The rally got underway at 1 p.m. on Sunday, May 31, and was spearheaded by Quesnel resident Debra McKelvie who feels passionately the gold pan should stay where it is as at on Highway 97 north, at the turnoff to Barkerville at Highway 26, where it has been since 1987.

“The present location was carefully planned as this was and remains the junction north of Quesnel to our historic resources up Highway 26 better known as the Barkerville highway to locals,” said McKelvie.

City council, however, has already agreed to tie the gold pan into its long-term vision for the city by moving it to the BC Rail parking lot across from the Quesnel Visitor Centre and the Quesnel and District Museum and Archives where, on a typical year, 250 passengers of the Rocky Mountaineer embark every Tuesday and Thursday to check out the town.

Mayor Bob Simpson said the protests are simply a knee-jerk reaction to change, and that there is a greater plan in place to harness the power of tourism and also reinvent Quesnel as a true river city, complete with a robust, bustling riverfront downtown.

“If we fundamentally believe in our vision, then we have to act with the courage of our convictions,” Simpson told the Observer.

He noted moving the gold pan from the highway, where it is difficult to stop, to the downtown will give tourists a better chance to have their picture taken with the giant gold pan, making for a great marketing tool for the area. The new location will also include an interactive kiosk detailing the gold rush history of the area.

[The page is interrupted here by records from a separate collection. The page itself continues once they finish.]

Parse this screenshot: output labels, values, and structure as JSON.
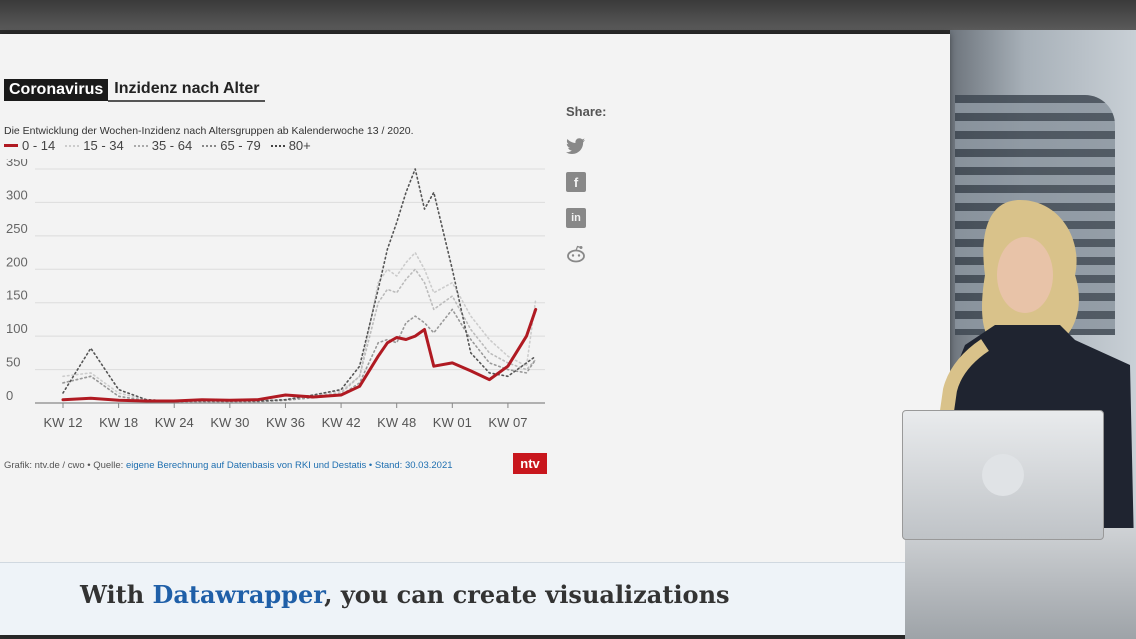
{
  "title_tag": "Coronavirus",
  "title": "Inzidenz nach Alter",
  "subtitle": "Die Entwicklung der Wochen-Inzidenz nach Altersgruppen ab Kalenderwoche 13 / 2020.",
  "legend": [
    "0 - 14",
    "15 - 34",
    "35 - 64",
    "65 - 79",
    "80+"
  ],
  "footer": {
    "prefix": "Grafik: ntv.de / cwo • Quelle: ",
    "source": "eigene Berechnung auf Datenbasis von RKI und Destatis",
    "stand": " • Stand: 30.03.2021"
  },
  "logo": "ntv",
  "share": {
    "label": "Share:",
    "icons": [
      "twitter-icon",
      "facebook-icon",
      "linkedin-icon",
      "reddit-icon"
    ]
  },
  "promo": {
    "prefix": "With ",
    "brand": "Datawrapper",
    "suffix": ", you can create visualizations"
  },
  "colors": {
    "accent": "#b01a22",
    "ntv_red": "#c8161d",
    "link": "#1f6fb0"
  },
  "chart_data": {
    "type": "line",
    "x_ticks": [
      "KW 12",
      "KW 18",
      "KW 24",
      "KW 30",
      "KW 36",
      "KW 42",
      "KW 48",
      "KW 01",
      "KW 07"
    ],
    "ylim": [
      0,
      350
    ],
    "y_ticks": [
      0,
      50,
      100,
      150,
      200,
      250,
      300,
      350
    ],
    "grid": true,
    "series": [
      {
        "name": "0 - 14",
        "style": "solid",
        "color": "#b01a22",
        "x": [
          0,
          3,
          6,
          9,
          12,
          15,
          18,
          21,
          24,
          27,
          30,
          32,
          34,
          35,
          36,
          37,
          38,
          39,
          40,
          42,
          44,
          46,
          48,
          50,
          51
        ],
        "y": [
          5,
          7,
          4,
          3,
          3,
          5,
          4,
          5,
          12,
          9,
          12,
          25,
          70,
          90,
          98,
          95,
          100,
          110,
          55,
          60,
          48,
          35,
          55,
          100,
          140
        ]
      },
      {
        "name": "15 - 34",
        "style": "dotted",
        "color": "#cccccc",
        "x": [
          0,
          3,
          6,
          9,
          12,
          15,
          18,
          21,
          24,
          27,
          30,
          32,
          34,
          35,
          36,
          37,
          38,
          39,
          40,
          42,
          44,
          46,
          48,
          50,
          51
        ],
        "y": [
          40,
          45,
          15,
          5,
          3,
          3,
          3,
          3,
          5,
          12,
          18,
          40,
          180,
          200,
          190,
          210,
          225,
          200,
          165,
          180,
          130,
          95,
          70,
          55,
          155
        ]
      },
      {
        "name": "35 - 64",
        "style": "dotted",
        "color": "#bbbbbb",
        "x": [
          0,
          3,
          6,
          9,
          12,
          15,
          18,
          21,
          24,
          27,
          30,
          32,
          34,
          35,
          36,
          37,
          38,
          39,
          40,
          42,
          44,
          46,
          48,
          50,
          51
        ],
        "y": [
          30,
          40,
          10,
          4,
          3,
          3,
          3,
          3,
          5,
          10,
          15,
          40,
          150,
          170,
          165,
          185,
          200,
          180,
          140,
          160,
          110,
          75,
          60,
          50,
          65
        ]
      },
      {
        "name": "65 - 79",
        "style": "dotted",
        "color": "#999999",
        "x": [
          0,
          3,
          6,
          9,
          12,
          15,
          18,
          21,
          24,
          27,
          30,
          32,
          34,
          35,
          36,
          37,
          38,
          39,
          40,
          42,
          44,
          46,
          48,
          50,
          51
        ],
        "y": [
          30,
          40,
          10,
          3,
          2,
          2,
          2,
          2,
          4,
          8,
          12,
          30,
          90,
          95,
          90,
          120,
          130,
          120,
          105,
          140,
          95,
          60,
          50,
          45,
          65
        ]
      },
      {
        "name": "80+",
        "style": "dotted",
        "color": "#555555",
        "x": [
          0,
          3,
          6,
          9,
          12,
          15,
          18,
          21,
          24,
          27,
          30,
          32,
          34,
          35,
          36,
          37,
          38,
          39,
          40,
          42,
          44,
          46,
          48,
          50,
          51
        ],
        "y": [
          15,
          82,
          20,
          5,
          3,
          3,
          3,
          3,
          5,
          12,
          20,
          55,
          170,
          230,
          270,
          315,
          350,
          290,
          315,
          200,
          75,
          45,
          40,
          60,
          70
        ]
      }
    ]
  }
}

“At its current location, it doesn’t let us tell our story. Now we will literally be able to tell it to the whole world.”

The gold pan is just one small piece of the City’s vision to transform and diversify Quesnel over time. Other plans include the $1.4 million renovation of the museum, a new campground on Quesnel River where the public works yard is currently located, a rerouting of Highway 97 traffic away from Front Street to accommodate boutique businesses along the waterfront, more mountain bike trails with trail heads downtown, improvements to the foot bridge and the new embedded trampoline park at the Visitor Info Centre to name a few.

“We are building things that make us a preferred stop,” Simpson said. “We want to turn visitors into residents and residents into investors.”

The gold pan is slated to be moved to the Quesnel Train Station – located at 710 Legion Drive, better known as the Pacific Great Eastern Railway Station.